Déborah Lechner | 23 décembre 2022 - MAJ : 17/01/2023 16:55
Déborah Lechner | 23 décembre 2022 - MAJ : 17/01/2023 16:55

Un mois après sa sortie en salles aux États-Unis, le film d'animation Avalonia, l'étrange voyage de Disney est finalement disponible en France... sur Disney+. Après les résultats décevants d'Encanto – la Fantastique Famille Madrigal, le sacrifice d'Alerte rouge et le crash de Buzz l'Éclair du côté de Pixar, la firme aux grandes oreilles continue de brader son catalogue animé avec une nouvelle production au mieux anecdotique, au pire ratée. 

DES RACINES, mais pas D'AILES

Tout ne va pas bien chez Disney et Avalonia, l'étrange voyage n'a malheureusement rien du petit miracle de Noël à même de renverser la vapeur.
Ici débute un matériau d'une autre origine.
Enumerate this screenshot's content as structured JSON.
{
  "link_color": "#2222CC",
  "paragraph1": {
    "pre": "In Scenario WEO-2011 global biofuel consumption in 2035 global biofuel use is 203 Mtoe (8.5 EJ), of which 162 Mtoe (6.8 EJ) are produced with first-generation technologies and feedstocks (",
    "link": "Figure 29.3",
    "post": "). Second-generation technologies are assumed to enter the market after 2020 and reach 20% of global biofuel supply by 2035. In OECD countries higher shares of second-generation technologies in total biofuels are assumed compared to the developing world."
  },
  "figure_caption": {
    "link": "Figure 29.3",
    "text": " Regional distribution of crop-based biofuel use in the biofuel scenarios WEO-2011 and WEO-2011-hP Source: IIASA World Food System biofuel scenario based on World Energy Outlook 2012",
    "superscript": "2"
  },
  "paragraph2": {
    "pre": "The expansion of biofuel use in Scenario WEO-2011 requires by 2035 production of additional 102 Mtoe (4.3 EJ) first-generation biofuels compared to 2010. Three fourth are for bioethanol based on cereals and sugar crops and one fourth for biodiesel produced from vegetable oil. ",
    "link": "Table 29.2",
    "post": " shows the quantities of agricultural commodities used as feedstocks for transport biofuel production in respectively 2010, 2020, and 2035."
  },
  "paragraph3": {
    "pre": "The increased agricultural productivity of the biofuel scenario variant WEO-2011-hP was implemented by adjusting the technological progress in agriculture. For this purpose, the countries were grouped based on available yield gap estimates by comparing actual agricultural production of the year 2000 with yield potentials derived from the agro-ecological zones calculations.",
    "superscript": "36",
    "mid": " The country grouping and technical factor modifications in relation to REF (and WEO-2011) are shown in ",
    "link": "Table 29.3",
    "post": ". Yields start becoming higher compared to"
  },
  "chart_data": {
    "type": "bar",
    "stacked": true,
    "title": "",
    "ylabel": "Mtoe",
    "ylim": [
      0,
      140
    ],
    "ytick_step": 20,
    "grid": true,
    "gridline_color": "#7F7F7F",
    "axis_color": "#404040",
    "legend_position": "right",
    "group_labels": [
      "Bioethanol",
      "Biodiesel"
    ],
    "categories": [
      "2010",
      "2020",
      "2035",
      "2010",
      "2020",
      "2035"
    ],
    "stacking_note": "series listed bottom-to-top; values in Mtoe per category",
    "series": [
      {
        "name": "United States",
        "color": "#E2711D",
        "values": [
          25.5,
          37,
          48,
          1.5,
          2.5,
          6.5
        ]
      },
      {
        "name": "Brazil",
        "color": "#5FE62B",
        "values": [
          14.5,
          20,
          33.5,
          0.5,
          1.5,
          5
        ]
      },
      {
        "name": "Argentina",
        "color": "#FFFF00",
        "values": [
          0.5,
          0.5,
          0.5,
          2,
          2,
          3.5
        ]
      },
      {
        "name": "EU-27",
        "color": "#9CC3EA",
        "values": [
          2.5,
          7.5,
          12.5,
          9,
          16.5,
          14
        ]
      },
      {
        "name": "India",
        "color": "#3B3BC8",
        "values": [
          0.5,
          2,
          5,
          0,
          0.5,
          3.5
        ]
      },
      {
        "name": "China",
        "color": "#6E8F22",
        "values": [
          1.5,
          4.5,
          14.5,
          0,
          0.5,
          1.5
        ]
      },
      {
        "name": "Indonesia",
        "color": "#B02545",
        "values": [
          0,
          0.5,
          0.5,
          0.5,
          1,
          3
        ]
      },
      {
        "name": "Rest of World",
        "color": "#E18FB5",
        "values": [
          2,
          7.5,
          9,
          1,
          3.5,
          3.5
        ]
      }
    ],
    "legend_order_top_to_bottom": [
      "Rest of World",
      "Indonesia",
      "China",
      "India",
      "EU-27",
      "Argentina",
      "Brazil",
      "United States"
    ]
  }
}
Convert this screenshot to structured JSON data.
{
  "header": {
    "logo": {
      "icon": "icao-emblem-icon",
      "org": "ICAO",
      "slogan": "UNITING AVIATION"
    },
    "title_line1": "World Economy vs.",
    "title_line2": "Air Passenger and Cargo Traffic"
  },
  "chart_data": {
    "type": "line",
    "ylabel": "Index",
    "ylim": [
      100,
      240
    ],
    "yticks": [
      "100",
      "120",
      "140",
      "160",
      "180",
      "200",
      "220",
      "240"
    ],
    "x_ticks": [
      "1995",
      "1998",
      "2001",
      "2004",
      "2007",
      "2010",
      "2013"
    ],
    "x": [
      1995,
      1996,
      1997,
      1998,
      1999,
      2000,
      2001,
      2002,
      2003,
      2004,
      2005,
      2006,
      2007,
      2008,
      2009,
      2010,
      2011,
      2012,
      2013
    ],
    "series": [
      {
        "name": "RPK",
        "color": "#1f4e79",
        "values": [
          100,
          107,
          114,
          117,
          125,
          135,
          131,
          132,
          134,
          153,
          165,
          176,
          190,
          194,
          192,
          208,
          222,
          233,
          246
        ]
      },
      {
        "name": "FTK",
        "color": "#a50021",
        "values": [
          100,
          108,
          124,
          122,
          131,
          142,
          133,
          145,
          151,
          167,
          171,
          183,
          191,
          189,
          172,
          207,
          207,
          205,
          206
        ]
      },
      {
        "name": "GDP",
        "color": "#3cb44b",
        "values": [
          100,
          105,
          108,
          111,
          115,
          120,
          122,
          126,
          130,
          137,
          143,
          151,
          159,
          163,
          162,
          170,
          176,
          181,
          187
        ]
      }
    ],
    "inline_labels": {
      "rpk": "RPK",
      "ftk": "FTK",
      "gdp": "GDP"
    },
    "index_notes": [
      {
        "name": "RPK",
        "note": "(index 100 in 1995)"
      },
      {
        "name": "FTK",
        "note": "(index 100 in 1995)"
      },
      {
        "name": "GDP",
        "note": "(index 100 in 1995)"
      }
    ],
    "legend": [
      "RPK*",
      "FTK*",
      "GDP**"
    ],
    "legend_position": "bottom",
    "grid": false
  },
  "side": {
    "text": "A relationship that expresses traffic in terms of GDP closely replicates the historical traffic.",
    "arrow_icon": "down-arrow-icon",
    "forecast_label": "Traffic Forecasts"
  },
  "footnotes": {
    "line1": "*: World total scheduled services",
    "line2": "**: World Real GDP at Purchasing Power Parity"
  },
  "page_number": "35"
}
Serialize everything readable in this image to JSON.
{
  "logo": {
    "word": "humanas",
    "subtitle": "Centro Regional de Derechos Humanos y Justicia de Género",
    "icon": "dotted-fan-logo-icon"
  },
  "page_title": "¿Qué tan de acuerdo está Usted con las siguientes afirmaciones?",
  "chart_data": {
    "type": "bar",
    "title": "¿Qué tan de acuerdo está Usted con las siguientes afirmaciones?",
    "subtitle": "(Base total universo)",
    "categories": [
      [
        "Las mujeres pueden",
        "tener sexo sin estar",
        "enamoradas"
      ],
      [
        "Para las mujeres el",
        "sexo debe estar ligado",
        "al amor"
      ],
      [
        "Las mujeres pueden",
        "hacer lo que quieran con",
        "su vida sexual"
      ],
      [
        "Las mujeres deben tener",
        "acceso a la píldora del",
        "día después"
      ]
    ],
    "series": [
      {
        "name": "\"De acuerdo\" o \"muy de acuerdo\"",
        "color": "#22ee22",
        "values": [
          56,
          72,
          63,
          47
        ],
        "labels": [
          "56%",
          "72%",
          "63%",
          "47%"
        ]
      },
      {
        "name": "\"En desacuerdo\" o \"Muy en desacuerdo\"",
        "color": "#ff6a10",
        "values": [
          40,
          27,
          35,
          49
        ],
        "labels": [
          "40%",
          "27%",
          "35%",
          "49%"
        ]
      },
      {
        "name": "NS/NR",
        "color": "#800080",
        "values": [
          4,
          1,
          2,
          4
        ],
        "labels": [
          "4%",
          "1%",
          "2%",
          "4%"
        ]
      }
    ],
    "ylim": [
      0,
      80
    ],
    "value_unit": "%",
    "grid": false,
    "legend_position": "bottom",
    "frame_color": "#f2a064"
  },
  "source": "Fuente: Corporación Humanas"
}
S'il a été privé de salles en France, le film est sorti sur grand écran aux États-Unis, durant le week-end prolongé de Thanksgiving, mais s'est ramassé au box-office après un démarrage bien en deçà des attentes avec seulement 18 millions de dollars et environ 34 millions encaissés à domicile au moment où ces lignes sont écrites. 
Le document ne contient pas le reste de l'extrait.